November 03/15
Short selling is the sale of a security that is not owned by the seller, or that the seller has borrowed. Short selling is motivated by the belief that a security's price will decline, enabling it to be bought back at a lower price to make a profit.
Now I call myself a short seller but for a different commodity and reason.
I short sell myself.
All the time.
And it is wrong, hurtful, and unwarranted.
I sell myself short when it comes to being in a relationship as I never really consider myself worthy of the other person. I've done this since I can remember and though I've gotten better at managing it, I've been guilty of doing it again when dealing with C.
I'm a very intelligent person, have been called uber smart more than once, but I do dumb things.
I constantly see my value as less than the other person and without any legitimate justification.

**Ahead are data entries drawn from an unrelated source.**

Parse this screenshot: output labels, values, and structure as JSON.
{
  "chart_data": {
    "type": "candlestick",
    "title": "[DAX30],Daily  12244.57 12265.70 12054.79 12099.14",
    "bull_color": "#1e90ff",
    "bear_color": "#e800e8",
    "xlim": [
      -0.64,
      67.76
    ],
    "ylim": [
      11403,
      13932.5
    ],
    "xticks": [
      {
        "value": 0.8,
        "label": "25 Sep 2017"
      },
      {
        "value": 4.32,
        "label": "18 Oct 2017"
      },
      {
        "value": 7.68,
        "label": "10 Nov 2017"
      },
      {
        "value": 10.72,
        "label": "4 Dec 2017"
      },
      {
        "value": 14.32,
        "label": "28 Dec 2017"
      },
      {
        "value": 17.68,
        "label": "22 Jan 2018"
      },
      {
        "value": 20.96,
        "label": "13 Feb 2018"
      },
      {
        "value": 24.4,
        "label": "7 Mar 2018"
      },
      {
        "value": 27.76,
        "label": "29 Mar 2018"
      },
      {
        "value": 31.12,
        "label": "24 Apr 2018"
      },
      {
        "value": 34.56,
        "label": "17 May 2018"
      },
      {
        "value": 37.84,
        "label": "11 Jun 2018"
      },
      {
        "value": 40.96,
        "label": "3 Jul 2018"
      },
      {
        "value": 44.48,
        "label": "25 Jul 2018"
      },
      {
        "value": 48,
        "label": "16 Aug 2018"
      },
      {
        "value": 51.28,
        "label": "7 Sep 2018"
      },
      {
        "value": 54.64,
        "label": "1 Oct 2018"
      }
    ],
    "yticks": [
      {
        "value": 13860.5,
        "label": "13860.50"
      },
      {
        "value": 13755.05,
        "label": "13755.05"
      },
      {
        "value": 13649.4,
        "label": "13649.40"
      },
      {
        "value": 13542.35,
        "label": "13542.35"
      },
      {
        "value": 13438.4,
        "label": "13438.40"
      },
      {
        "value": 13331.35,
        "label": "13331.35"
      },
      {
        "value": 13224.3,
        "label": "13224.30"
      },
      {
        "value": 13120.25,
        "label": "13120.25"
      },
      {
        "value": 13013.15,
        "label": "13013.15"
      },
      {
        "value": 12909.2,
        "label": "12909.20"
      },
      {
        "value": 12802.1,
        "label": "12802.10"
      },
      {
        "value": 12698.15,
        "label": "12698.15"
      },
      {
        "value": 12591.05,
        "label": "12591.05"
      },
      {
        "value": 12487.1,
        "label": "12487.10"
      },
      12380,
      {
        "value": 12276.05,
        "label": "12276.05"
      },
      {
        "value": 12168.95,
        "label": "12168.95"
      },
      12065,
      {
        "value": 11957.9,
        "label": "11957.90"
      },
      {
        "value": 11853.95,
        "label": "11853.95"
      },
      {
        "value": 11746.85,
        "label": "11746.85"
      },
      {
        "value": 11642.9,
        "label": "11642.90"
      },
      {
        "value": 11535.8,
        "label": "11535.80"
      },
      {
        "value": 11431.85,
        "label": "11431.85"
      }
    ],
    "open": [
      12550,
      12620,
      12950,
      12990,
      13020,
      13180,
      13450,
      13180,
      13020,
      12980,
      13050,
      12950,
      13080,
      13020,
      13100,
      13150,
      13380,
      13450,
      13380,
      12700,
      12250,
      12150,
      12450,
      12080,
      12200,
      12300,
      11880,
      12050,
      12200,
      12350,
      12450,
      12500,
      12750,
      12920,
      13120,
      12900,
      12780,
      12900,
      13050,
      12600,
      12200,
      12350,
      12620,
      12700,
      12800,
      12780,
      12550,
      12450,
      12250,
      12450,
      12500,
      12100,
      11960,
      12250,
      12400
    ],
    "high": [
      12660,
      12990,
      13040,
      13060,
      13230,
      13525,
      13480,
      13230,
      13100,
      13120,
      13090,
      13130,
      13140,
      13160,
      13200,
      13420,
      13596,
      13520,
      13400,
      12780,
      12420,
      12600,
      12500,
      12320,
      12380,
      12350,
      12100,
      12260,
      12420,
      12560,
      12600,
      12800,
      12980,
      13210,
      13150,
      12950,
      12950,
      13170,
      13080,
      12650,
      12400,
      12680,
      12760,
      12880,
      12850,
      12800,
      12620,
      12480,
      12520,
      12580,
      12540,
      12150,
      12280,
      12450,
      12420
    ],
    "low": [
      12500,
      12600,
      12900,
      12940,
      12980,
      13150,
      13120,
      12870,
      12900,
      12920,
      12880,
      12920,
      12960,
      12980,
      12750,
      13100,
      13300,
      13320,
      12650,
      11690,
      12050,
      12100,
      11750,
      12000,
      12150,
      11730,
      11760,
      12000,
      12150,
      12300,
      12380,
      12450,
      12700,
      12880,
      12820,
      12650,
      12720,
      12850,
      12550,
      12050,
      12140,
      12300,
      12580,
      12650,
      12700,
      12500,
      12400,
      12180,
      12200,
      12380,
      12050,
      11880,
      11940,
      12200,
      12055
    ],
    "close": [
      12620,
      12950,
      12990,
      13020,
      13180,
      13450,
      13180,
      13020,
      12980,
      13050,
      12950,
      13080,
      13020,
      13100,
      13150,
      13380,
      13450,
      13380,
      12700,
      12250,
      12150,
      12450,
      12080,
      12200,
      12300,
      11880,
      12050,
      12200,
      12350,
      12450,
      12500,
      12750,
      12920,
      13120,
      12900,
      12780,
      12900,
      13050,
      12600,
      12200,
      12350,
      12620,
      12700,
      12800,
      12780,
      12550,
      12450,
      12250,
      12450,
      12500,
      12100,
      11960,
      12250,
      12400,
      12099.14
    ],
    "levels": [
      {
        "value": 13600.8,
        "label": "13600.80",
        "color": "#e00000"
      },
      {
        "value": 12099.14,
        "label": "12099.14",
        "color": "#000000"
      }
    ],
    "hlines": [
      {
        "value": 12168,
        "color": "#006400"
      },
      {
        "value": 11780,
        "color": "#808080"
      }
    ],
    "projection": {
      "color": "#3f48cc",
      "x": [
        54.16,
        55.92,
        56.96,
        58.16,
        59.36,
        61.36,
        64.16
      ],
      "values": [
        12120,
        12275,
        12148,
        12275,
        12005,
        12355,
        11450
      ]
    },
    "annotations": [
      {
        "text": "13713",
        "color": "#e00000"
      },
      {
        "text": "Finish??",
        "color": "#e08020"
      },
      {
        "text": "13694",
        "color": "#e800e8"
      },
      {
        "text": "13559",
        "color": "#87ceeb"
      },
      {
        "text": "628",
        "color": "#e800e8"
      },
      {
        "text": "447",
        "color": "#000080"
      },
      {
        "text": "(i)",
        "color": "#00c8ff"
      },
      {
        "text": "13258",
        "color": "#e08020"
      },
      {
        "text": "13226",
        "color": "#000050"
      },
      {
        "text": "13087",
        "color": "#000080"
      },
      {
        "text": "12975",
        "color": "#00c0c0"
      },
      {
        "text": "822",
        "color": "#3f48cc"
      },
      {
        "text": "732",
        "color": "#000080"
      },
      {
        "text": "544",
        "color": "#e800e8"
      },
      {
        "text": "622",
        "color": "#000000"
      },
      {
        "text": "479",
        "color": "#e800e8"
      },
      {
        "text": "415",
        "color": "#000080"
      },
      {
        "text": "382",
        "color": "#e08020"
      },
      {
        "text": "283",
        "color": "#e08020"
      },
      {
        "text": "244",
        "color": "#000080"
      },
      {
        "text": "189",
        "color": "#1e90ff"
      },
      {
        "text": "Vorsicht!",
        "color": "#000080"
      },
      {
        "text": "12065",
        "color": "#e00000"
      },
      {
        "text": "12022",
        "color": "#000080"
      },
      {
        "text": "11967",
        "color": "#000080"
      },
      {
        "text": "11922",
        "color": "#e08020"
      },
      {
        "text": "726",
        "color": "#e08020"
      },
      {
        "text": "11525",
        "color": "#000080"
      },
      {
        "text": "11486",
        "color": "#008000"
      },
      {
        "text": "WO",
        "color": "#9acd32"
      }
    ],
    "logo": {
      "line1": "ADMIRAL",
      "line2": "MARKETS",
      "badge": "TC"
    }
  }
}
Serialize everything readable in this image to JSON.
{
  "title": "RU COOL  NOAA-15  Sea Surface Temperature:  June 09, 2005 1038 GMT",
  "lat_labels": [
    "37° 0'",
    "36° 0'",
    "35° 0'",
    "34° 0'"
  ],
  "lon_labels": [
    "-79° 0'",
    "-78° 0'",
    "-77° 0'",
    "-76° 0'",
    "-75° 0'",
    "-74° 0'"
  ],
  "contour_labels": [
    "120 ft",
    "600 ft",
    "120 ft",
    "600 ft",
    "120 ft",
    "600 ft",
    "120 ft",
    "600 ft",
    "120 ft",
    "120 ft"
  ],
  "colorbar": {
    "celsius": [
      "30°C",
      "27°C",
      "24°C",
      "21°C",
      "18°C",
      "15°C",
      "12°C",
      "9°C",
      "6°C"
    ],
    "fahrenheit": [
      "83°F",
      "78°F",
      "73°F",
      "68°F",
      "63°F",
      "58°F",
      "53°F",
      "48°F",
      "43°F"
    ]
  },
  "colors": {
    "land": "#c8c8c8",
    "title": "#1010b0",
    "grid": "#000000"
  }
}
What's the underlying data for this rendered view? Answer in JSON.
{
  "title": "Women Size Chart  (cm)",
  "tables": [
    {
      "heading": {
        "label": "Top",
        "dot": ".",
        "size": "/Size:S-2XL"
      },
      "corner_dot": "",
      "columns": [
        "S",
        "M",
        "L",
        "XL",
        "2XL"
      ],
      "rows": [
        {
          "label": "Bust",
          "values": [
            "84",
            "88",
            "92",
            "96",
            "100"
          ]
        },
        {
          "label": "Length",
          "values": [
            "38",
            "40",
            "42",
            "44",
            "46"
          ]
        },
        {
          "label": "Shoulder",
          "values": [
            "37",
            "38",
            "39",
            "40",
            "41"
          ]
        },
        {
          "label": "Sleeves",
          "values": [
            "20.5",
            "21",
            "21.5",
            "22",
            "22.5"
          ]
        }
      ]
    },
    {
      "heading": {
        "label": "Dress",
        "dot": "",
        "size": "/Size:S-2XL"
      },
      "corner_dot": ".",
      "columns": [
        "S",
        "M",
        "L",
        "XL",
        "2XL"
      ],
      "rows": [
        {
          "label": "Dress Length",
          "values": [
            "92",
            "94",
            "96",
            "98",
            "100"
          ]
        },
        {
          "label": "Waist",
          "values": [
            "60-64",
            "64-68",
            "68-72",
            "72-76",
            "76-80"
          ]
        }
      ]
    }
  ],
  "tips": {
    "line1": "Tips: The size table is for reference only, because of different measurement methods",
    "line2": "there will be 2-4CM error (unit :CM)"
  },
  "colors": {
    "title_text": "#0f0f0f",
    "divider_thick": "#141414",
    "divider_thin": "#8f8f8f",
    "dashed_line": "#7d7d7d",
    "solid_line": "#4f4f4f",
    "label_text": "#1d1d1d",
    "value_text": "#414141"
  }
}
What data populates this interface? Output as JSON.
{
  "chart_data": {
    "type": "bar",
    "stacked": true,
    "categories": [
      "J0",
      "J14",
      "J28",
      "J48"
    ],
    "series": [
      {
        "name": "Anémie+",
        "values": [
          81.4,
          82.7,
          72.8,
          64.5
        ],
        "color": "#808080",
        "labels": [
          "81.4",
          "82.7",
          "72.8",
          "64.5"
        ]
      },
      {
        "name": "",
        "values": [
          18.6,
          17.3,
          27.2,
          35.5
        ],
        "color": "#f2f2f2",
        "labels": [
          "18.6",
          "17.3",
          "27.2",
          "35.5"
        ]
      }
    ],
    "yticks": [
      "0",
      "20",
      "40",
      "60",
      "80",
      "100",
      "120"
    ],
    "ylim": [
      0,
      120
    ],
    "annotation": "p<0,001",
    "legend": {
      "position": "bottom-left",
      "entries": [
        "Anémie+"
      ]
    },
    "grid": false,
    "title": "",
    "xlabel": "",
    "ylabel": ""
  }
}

I see things that don't exist or let something wiggle it's way into the tiniest of cracks in my self confidence until it's strong enough to shatter the walls I work so hard to erect.
I would look at my shape, pear at the best of times, and compare it those of the men she worked with, normally the words ripped and chiseled comes to mind, and find myself questioning what the hell was she doing with me when all this eye candy was around her 24/7.
What I failed to take into account is that while my body might not be in the greatest of shape my other assets are just fine and more than adequate to keep a person entertained. Now if you are imaging something dangly then shame on you and high fives as well lol
No, what I mean is that I'm actually a pretty decent guy who brings a good grasp of things to the party, a well functioning brain, and usually excellent communications skills. Oh, and I possess more useless trivia than most ten people combined and thus make a premier trivial pursuit partner.
I know I do this and hate it, I also don't like it when someone I'm with does it themselves and will call them out for it. C did it a few times about herself and I reminded her that I loved the whole package and didn't focus on what thing, even though the one thing she obsessed about was also pretty darn good to me, but then I was biased lol
It is only in relationships that I short sell myself. I rock at work with confidence and love the challenge of going up against other good coaches when I coach a soccer game as I never see myself as the lesser coach and think there isn't a game my team can't win, whether this is true or not.
I know I'm a good parent and do my best to be there for my children so in that arena I'm like a rock start...one of the good ones like Bruce Springsteen or Jon Bon Jovi.......not in looks but in attitude :)
I need to work on the whole self image aspect of being in a relationship and remind myself that it's called a relationship because there are two of us involved...two as in me and her...as in she wants to be in one with me.....or did.....and maybe will once more in the future
So while I can't guarantee that my short selling days are over I can say that the frequency it comes up is a lot less than in the past and that is a really, really good thing.